San Carlos Solar Energy Inc. (SaCaSol) has secured $12 million in bridge financing from the Bank of Philippines (BPI) for the expansion of its solar pipeline.
A joint venture between ThomasLloyd Cleantech Infrastructure Fund and renewable energy group Bronzeoak Philippines Inc., SaCaSol is seeking to expand its portfolio of solar projects under construction and, to that end, has for the first time tapped the Philippines bridge financing market.

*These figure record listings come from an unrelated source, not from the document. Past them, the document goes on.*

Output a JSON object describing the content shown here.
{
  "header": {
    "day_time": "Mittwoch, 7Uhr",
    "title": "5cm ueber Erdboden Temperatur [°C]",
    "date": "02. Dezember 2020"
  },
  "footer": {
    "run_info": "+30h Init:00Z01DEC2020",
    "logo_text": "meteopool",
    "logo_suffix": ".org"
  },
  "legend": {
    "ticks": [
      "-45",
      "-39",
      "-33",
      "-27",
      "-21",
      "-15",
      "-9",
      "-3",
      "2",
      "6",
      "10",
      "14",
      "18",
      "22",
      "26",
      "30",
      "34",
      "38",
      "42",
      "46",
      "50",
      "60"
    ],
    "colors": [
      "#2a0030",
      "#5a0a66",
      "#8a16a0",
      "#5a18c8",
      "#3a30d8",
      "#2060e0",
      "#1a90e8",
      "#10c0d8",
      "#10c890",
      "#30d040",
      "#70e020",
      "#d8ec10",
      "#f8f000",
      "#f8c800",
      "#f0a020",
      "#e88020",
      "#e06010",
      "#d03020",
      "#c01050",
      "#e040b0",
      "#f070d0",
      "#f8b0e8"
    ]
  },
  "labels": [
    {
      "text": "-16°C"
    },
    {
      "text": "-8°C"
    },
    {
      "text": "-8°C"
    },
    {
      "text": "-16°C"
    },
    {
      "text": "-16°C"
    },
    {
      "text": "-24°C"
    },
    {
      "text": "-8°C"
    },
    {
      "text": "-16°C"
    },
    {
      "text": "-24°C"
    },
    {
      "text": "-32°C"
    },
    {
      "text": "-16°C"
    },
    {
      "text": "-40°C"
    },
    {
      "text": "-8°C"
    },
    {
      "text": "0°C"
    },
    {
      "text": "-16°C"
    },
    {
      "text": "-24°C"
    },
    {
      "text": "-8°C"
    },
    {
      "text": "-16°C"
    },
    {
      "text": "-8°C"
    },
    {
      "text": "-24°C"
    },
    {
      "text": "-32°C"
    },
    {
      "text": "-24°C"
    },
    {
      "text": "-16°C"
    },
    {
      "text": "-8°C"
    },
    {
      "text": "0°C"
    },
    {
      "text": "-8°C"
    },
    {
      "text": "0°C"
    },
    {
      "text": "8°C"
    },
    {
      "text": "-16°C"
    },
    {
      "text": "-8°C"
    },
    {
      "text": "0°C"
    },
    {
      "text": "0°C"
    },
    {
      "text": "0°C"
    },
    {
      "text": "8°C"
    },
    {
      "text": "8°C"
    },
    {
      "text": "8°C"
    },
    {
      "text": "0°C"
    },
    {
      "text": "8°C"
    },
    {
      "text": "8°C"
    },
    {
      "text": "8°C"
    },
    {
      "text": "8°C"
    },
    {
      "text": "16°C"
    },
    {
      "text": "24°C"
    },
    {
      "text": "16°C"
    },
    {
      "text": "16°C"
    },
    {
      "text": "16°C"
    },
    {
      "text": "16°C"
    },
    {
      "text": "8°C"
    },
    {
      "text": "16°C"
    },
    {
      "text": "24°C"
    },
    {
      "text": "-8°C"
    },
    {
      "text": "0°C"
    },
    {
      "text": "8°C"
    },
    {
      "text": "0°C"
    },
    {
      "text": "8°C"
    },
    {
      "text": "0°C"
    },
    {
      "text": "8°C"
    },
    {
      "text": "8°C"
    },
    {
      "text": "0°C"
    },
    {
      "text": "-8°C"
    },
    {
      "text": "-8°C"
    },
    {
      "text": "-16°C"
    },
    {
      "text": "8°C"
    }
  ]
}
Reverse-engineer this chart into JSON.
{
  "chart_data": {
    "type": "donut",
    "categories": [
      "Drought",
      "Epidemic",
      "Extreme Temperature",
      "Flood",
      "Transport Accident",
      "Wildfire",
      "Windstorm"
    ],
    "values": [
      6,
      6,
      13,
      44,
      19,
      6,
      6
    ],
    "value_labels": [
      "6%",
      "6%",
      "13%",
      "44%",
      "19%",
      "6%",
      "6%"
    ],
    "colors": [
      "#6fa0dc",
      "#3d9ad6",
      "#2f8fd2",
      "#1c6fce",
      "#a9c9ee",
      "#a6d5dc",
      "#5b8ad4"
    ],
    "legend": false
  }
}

SaCaSol President Jose Maria P. Zabaleta said that having constructed and grid-connected the first utility-scale solar plant in the country, the company was "keen to make the most of our experience and pursue our expansion projects announced at our plant's inauguration on May 15."
He added that the new partnership with BPI was "key to helping us deliver a larger portfolio of projects to meet the growing needs of our country for daytime power to reduce our reliance on diesel peaking plants."
The SaCaSol portfolio currently under construction is located on the Philippine island of Negros as part of the Visayas grid.
"This is an important benchmark transaction, as we work to develop the debt financing market for further renewable energy projects in the Philippines, said Tony Coveney, head of project finance for ThomasLloyd.
Alfonso Salcedo Jr., BPI's executive vice president and group head of corporate banking, said the agreement helped to promote "the growth and development of renewable energy projects here in the country. It also helps address the issues of power shortages and the rising energy prices in the Visayas area through renewable sources of energy which supports the bank's sustainability objectives."
In May, SaCaSol completed phase one of the first utility-scale solar park in the Philippines. Financed by ThomasLloyd and built by Conergy, the $45 million San Carlos I and II PV project is seen as a major achievement and a key part of the country's efforts to expand solar power generation.